Sekitar tahun 2009, di tengah-tengah bulan puasa, PSB Bonansa UNS berduka. Sosok visioner berdedikasi tinggi Drs. Soekatamsi menghembuskan nafas terakhir. “Tidak ada yang mengira kepergian Bapak, paginya Bapak itu masih beraktivitas seperti biasa, sempat ke bank, bercengkerama dengan keluarga, jogging, hingga mengurus taman”, kata sang istri Dra. Srihati Waryati atau Bu Si, sembari mengenang.
Tokoh penting PSB Bonansa UNS itu seketika ambruk ke samping saat duduk menikmati kolak untuk berbuka puasa bersama keluarga. “Tenang sekali meninggalnya, saya jadi ingat jauh hari Bapak pernah berkata jika kelak dipanggil, Beliau mengharapkan meninggalnya tidak dalam kondisi sakit apalagi hingga merepotkan orang-orang di sekitarnya”, lanjut Dra. Srihati Waryati sembari tersenyum simpul.

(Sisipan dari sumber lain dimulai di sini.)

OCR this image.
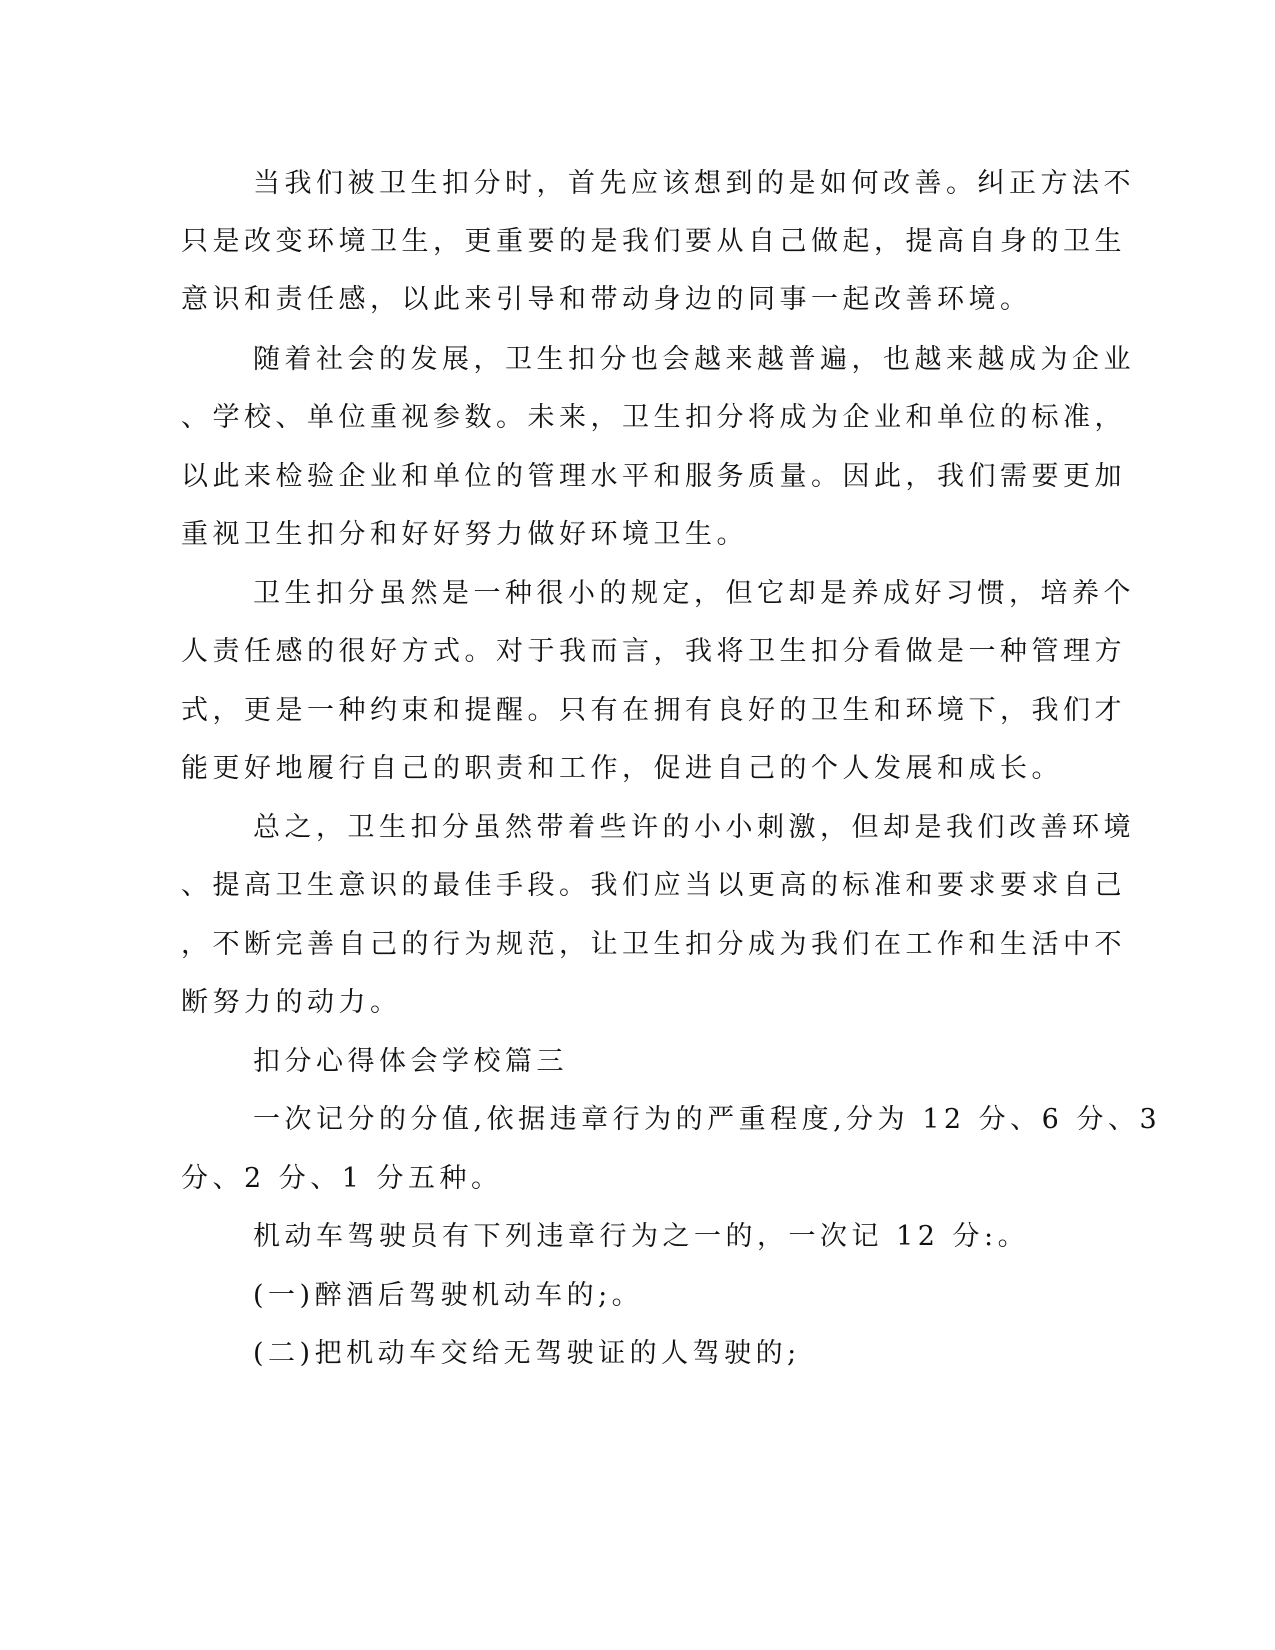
当我们被卫生扣分时，首先应该想到的是如何改善。纠正方法不
只是改变环境卫生，更重要的是我们要从自己做起，提高自身的卫生
意识和责任感，以此来引导和带动身边的同事一起改善环境。
随着社会的发展，卫生扣分也会越来越普遍，也越来越成为企业
、学校、单位重视参数。未来，卫生扣分将成为企业和单位的标准，
以此来检验企业和单位的管理水平和服务质量。因此，我们需要更加
重视卫生扣分和好好努力做好环境卫生。
卫生扣分虽然是一种很小的规定，但它却是养成好习惯，培养个
人责任感的很好方式。对于我而言，我将卫生扣分看做是一种管理方
式，更是一种约束和提醒。只有在拥有良好的卫生和环境下，我们才
能更好地履行自己的职责和工作，促进自己的个人发展和成长。
总之，卫生扣分虽然带着些许的小小刺激，但却是我们改善环境
、提高卫生意识的最佳手段。我们应当以更高的标准和要求要求自己
，不断完善自己的行为规范，让卫生扣分成为我们在工作和生活中不
断努力的动力。
扣分心得体会学校篇三
一次记分的分值,依据违章行为的严重程度,分为 12 分、6 分、3
分、2 分、1 分五种。
机动车驾驶员有下列违章行为之一的，一次记 12 分:。
(一)醉酒后驾驶机动车的;。
(二)把机动车交给无驾驶证的人驾驶的;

Berita berkabung menyebar, esok harinya banyak pelayat yang menghadiri pemakaman Drs. Soekatamsi. Selain dari pihak Bonansa, UNS, dan orang tua siswa, saat itu banyak tokoh sepakbola nasional yang menyempatkan diri untuk melayat. Satu hal yang cukup membekas di ingatan Dra. Srihati Waryati adalah ketika rombongan anak didik dan alumni PSB Bonansa UNS ikut mengiringi pemakaman menuju Klaten.
Menurut sang istri, setelah Drs. Soekatamsi meninggal, pernah suatu ketika ada seorang pelatih berlisensi nasional yang mengungkapkan kekecewaan karena belum pernah bertemu beliau untuk sekedar belajar. Semasa hidup, Drs. Soekatamsi sering ditanyai orang-orang mengenai sepakbola dan mau meluangkan waktu untuk menjelaskan.
Banyak orang yang peduli terhadap problematika PSSI atau kompetisi kelas wahid, tapi belum tentu banyak yang mau memulai dari akar rumput seperti Drs. Soekatamsi. Sosok visioner tersebut memang telah lama pergi, tapi cita-citanya perlu dilanjutkan oleh generasi penerus. Cita-cita kemajuan persepakbolaan nasional hanya dapat diraih dengan dedikasi dan konsistensi.